According to the authors of the survey if this percentage increases over time which it has in Meaford, it may indicate a decline in the municipality’s economic health. We are already seeing this as economic development over the past couple of years is biased to the rural area and the Town proper has experienced little activity and has had a reduction of families moving into town, leading to a school closure and a shortage of younger workers for local small businesses. Yes, the Board of Education did recently say that there are plans for a new “super K-12” school but there are no time-lines and this is a probably a replacement for all existing schools in Meaford.
Suffice it to say I am extremely disappointed in the misrepresentations by our mayor, who has a habit of publicly admonishing groups who have different opinions on how to operate our municipality more efficiently. If the errors in her recent message were unintentional mistakes – fine, admit them, but if she was trying to manipulate public opinion about the upcoming Service Delivery Review (i.e. all is well in Meaford) then this is not acceptable and I believe she should apologize for spreading false information. This upcoming review is the most important endeavour that this council can do as our taxes are way too high as evidenced by the 2015 BMA survey (just like the 2014 survey).

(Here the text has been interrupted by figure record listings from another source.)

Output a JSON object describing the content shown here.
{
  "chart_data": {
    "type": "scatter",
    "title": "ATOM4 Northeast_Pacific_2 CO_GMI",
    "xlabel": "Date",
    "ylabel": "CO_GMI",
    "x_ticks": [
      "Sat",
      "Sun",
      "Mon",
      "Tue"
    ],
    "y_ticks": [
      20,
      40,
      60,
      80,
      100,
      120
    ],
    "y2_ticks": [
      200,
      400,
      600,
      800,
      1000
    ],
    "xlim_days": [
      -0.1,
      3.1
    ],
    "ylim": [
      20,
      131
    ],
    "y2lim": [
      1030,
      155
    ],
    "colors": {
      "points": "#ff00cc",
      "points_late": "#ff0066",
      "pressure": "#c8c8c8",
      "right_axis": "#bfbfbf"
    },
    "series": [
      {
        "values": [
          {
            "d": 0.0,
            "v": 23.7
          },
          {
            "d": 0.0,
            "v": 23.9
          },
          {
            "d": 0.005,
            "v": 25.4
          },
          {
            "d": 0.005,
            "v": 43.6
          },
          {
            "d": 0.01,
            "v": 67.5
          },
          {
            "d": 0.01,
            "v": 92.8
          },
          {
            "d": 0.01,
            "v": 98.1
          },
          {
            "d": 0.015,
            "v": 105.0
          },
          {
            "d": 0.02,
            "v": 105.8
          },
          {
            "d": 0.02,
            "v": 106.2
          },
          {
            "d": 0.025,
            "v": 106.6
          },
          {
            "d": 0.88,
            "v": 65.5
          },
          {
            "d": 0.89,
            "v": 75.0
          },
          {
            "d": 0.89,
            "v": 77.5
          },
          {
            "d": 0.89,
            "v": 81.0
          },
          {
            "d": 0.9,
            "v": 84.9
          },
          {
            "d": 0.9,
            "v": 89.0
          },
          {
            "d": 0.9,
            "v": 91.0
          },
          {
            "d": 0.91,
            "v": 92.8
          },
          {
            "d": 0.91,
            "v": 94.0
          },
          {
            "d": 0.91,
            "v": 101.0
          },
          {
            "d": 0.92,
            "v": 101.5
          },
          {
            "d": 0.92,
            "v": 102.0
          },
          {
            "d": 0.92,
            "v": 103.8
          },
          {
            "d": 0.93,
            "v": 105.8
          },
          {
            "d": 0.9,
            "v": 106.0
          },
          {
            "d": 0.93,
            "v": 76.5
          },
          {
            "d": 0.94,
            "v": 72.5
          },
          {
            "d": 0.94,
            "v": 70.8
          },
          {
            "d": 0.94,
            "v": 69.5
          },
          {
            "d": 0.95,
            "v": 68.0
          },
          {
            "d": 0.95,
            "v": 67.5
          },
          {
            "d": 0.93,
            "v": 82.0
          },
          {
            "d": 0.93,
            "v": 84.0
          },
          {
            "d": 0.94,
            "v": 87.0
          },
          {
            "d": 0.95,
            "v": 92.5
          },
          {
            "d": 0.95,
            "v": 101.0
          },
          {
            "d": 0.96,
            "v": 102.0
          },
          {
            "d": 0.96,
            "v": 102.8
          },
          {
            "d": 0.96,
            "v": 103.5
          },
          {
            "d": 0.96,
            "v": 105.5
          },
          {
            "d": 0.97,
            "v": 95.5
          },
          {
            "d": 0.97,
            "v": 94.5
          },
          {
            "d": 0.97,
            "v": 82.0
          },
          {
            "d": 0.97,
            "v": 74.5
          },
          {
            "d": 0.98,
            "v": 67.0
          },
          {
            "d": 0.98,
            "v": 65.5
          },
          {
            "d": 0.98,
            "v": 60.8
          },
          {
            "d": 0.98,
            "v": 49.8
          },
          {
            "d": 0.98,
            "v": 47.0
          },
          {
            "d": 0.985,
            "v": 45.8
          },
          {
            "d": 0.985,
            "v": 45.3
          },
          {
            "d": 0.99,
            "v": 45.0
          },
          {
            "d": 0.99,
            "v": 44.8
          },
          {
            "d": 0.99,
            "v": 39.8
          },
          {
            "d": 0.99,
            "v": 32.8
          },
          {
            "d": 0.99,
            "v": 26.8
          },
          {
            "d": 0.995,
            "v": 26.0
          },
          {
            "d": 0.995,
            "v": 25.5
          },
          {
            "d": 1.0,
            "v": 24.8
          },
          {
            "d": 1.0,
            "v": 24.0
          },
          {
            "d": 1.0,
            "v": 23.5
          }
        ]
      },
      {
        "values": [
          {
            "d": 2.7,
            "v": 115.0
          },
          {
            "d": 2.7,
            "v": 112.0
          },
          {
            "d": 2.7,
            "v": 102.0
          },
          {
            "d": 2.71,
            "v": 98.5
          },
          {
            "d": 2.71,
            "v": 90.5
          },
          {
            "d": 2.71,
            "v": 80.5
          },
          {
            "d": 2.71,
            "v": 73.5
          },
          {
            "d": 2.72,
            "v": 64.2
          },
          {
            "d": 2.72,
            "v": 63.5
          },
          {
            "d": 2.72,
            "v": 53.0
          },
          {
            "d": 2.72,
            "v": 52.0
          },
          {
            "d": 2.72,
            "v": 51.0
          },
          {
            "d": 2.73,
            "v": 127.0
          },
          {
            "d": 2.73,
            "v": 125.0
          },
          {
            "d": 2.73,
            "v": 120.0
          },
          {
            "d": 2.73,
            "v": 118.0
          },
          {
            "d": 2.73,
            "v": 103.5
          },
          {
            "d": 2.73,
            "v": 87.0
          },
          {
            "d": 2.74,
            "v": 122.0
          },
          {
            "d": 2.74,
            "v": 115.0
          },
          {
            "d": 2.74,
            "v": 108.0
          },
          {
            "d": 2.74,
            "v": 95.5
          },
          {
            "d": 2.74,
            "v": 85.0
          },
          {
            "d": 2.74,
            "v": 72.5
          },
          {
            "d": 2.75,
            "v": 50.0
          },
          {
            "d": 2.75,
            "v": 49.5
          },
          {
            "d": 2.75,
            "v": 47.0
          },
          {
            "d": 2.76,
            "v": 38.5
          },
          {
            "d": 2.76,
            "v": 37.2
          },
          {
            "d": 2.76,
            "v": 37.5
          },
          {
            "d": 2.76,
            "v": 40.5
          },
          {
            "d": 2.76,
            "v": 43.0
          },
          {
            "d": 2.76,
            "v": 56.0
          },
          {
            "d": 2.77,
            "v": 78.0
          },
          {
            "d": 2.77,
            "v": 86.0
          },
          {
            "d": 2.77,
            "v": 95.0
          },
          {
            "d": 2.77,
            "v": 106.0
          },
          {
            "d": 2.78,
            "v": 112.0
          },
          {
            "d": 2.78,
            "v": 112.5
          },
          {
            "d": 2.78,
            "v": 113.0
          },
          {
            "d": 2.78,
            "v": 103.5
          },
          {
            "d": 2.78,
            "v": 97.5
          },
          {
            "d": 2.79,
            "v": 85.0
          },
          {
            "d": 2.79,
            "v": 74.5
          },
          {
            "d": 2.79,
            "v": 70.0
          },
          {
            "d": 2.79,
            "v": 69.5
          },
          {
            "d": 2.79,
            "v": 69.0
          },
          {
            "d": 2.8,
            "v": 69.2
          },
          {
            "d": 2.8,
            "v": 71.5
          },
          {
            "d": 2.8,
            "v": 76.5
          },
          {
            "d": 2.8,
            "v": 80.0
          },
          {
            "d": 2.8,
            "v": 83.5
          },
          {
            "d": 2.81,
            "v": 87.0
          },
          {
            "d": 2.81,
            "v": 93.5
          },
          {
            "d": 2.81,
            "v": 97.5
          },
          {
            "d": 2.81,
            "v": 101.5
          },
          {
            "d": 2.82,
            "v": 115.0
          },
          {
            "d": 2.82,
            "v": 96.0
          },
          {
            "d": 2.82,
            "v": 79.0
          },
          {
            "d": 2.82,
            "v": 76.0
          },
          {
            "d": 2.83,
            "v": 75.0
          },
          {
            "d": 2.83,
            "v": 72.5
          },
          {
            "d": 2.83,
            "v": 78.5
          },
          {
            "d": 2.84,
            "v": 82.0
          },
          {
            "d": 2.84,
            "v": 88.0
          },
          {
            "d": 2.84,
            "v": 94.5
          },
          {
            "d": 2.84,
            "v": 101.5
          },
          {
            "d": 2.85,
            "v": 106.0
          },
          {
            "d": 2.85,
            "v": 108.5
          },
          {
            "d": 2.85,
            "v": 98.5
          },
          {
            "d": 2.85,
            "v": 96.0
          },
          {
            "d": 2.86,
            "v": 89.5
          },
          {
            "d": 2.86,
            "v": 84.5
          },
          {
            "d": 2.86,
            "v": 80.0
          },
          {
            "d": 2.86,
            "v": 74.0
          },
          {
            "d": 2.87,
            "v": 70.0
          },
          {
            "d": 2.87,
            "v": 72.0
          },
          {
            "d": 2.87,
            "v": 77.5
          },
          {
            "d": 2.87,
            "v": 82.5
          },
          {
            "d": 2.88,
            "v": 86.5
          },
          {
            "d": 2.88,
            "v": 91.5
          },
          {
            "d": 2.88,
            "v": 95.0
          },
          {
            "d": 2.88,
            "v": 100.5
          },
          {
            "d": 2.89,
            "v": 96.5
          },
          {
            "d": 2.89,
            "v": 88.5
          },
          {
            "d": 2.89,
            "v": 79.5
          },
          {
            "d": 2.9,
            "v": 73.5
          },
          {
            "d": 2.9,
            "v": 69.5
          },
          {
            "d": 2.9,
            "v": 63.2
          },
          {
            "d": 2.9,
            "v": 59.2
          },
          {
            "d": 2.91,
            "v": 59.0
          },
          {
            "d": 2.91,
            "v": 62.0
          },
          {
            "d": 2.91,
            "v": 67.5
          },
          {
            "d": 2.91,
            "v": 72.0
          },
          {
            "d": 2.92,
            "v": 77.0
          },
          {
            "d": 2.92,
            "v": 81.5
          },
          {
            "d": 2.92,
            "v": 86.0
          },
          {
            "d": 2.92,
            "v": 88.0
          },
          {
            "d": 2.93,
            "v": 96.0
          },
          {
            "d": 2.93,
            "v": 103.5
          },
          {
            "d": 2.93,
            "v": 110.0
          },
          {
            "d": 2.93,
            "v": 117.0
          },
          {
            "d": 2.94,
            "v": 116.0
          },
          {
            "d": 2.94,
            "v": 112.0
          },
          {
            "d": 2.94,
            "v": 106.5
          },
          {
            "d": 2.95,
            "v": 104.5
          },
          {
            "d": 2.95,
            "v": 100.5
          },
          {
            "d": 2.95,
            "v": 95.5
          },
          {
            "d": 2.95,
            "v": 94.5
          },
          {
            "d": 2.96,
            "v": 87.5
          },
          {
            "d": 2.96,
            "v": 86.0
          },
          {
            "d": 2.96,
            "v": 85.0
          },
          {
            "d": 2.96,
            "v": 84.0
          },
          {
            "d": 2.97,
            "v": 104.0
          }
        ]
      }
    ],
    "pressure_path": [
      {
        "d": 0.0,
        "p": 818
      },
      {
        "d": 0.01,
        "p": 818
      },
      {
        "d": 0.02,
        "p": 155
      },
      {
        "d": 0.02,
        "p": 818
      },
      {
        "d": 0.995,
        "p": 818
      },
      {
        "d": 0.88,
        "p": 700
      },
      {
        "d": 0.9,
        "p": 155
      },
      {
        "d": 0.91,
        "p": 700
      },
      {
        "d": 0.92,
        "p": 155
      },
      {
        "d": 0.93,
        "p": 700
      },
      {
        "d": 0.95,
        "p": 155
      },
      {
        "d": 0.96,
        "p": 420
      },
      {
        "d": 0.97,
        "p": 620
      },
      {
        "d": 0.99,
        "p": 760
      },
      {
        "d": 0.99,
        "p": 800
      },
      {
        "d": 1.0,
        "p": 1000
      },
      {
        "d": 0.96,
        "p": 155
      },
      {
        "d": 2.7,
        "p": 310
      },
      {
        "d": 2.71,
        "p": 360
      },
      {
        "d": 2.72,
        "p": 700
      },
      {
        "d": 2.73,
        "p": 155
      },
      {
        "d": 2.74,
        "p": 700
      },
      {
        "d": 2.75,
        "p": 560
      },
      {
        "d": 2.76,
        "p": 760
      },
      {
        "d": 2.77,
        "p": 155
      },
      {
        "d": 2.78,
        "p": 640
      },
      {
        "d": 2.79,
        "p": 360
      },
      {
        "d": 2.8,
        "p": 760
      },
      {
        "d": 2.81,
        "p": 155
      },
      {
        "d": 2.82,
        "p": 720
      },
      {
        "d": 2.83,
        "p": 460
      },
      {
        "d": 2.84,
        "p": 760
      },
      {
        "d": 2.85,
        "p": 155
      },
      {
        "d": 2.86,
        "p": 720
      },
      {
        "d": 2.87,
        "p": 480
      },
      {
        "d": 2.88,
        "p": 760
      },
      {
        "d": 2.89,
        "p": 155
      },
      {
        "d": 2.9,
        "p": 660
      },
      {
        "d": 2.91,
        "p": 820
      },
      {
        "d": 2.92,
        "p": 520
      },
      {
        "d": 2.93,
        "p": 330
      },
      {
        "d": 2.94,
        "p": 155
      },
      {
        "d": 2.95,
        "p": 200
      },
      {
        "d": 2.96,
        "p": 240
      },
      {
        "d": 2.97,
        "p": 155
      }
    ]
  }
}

In closing I do not totally disagree with the mayor’s message. Firstly I urge all residents to take the mayor’s invitation to attend all the meetings and tell her and the council that we are at the limit in our ability to pay any additional property taxes and we need new ideas to reduce the heavy burden we now have. This must include a reduction in spending on “wants” and the sharing of services with other municipalities. Please remember that any requests for more services need to be offset by a cut in something that the Municipality is doing now or our taxes will continue to spiral upwards. Secondly she is correct that Meaford is unique, but not for the above mostly seasonal businesses/services but because we are the highest cost, highest taxed municipality in Grey County, and if we do not do this Service Delivery Review correctly we will remain having this dubious distinction.